GVC Holdings menduduki puncak All-In Diversity Project All-Index

Kelompok permainan dan taruhan GVC Holdings telah menduduki puncak Proyek Keragaman All-InDaftar Semua-Indeks, mengamankan status nomor satu untuk komitmennya terhadap keragaman dan inklusi.

Grup, yang akan diganti namanya Entain, saat ini dua tahun menjalankan strategi D&I, ‘Everyone’s in the Game’, yang menetapkan peta jalan tiga tahun untuk membangun bisnis yang lebih inklusif. Di bawah inisiatif strategi tersebut difokuskan pada empat bidang utama rekrutmen; proses dan kebijakan; pengembangan orang dan; kesadaran dan pendidikan.
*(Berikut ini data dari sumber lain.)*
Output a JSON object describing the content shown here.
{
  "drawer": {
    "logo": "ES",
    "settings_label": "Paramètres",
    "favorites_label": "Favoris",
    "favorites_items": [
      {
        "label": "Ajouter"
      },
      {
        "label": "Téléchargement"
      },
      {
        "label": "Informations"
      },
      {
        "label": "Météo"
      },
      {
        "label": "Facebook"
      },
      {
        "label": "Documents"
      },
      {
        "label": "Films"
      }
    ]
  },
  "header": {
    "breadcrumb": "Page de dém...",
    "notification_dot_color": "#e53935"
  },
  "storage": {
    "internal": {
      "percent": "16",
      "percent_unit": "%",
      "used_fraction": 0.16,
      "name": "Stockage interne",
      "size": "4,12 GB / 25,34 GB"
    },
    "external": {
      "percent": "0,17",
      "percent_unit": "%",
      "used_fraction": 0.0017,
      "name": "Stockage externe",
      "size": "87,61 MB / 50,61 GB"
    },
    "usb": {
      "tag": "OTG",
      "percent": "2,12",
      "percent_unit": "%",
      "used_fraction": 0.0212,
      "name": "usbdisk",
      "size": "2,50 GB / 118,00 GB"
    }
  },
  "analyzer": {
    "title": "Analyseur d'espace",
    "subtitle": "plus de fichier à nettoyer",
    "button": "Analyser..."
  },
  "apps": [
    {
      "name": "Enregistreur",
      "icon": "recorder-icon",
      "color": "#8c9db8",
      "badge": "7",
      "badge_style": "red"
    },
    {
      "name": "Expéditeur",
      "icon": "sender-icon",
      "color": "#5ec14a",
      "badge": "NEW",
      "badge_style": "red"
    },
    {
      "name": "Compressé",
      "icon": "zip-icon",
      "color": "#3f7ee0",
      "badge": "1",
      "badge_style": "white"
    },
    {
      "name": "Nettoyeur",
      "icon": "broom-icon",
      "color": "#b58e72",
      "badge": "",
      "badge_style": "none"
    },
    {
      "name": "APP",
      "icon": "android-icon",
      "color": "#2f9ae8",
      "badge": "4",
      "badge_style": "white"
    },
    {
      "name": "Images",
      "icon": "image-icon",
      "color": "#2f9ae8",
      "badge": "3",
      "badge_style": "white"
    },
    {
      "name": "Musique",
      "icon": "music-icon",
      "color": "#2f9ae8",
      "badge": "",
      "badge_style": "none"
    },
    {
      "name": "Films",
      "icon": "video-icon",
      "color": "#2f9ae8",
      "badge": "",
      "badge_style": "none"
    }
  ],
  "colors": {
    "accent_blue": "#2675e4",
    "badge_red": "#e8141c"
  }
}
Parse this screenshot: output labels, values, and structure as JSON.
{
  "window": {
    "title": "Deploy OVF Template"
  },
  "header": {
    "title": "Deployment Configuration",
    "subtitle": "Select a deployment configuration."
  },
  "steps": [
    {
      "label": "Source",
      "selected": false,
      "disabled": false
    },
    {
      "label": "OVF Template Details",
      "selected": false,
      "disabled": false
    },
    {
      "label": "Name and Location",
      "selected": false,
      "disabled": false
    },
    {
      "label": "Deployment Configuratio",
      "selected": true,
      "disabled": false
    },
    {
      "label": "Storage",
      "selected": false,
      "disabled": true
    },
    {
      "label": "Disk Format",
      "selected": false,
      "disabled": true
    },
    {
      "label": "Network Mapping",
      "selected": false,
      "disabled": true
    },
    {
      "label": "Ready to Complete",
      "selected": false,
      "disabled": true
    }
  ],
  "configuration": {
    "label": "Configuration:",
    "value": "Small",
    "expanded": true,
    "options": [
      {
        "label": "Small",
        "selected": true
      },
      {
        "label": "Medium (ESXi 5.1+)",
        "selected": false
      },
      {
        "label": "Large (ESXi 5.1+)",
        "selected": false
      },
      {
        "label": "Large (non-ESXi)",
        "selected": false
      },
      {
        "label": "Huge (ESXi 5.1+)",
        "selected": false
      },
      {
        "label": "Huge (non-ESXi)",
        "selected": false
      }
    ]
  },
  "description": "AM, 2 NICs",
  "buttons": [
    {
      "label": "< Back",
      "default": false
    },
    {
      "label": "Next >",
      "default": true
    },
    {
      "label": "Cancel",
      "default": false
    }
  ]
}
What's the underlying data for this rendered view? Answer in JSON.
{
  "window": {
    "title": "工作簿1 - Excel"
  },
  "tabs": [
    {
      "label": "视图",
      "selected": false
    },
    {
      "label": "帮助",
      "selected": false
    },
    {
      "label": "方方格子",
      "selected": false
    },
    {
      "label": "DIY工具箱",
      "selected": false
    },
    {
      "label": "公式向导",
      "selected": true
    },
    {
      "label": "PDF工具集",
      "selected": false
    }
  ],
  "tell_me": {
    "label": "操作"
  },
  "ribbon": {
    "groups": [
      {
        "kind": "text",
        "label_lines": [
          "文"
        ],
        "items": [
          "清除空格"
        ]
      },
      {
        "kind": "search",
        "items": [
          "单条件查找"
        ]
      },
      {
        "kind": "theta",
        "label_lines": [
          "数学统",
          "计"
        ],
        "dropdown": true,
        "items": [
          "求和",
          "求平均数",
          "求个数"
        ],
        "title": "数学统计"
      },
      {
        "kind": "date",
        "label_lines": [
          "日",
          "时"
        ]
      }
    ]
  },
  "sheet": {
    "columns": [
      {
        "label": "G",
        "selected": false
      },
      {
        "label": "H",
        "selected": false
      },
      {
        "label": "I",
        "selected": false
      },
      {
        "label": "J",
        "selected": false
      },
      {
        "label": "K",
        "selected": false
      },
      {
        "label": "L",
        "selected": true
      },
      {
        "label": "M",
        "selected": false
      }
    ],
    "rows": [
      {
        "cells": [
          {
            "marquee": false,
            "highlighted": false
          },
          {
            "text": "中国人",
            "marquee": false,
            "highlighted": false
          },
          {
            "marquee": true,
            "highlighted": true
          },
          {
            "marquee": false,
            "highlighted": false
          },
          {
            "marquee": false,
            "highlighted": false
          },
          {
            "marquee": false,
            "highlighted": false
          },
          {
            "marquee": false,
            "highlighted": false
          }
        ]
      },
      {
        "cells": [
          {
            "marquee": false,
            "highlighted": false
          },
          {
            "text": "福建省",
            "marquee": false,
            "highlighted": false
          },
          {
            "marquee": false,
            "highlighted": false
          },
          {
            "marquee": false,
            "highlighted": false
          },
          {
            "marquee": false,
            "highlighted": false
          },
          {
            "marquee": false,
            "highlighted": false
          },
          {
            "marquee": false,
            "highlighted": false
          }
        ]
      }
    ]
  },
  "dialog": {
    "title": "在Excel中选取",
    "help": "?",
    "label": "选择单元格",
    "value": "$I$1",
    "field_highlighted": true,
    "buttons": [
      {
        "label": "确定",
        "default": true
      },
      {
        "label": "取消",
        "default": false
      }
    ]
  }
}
CEO GVC Shay Segev, mengatakan tentang pemeringkatan: “Kami sangat merasa terhormat untuk diakui sebagai nomor satu untuk D&I oleh All-In Diversity Project. Sebagai bisnis multikultural, menghargai dan merayakan perbedaan individu adalah inti dari operasi kami.

“Apa pun seksualitas, jenis kelamin, identitas gender, kemampuan, usia, ras, agama atau kepercayaan Anda, Anda akan memiliki suara di sini, dan ruang untuk melakukan pekerjaan terbaik Anda di GVC”.

GVC adalah anggota pendiri AIDP, sebuah inisiatif berbasis industri untuk mengukur keragaman, kesetaraan, dan inklusi untuk sektor taruhan dan permainan global, yang dengannya GVC mempercepat peran kepemimpinannya dalam masalah D&I dalam sektor tersebut.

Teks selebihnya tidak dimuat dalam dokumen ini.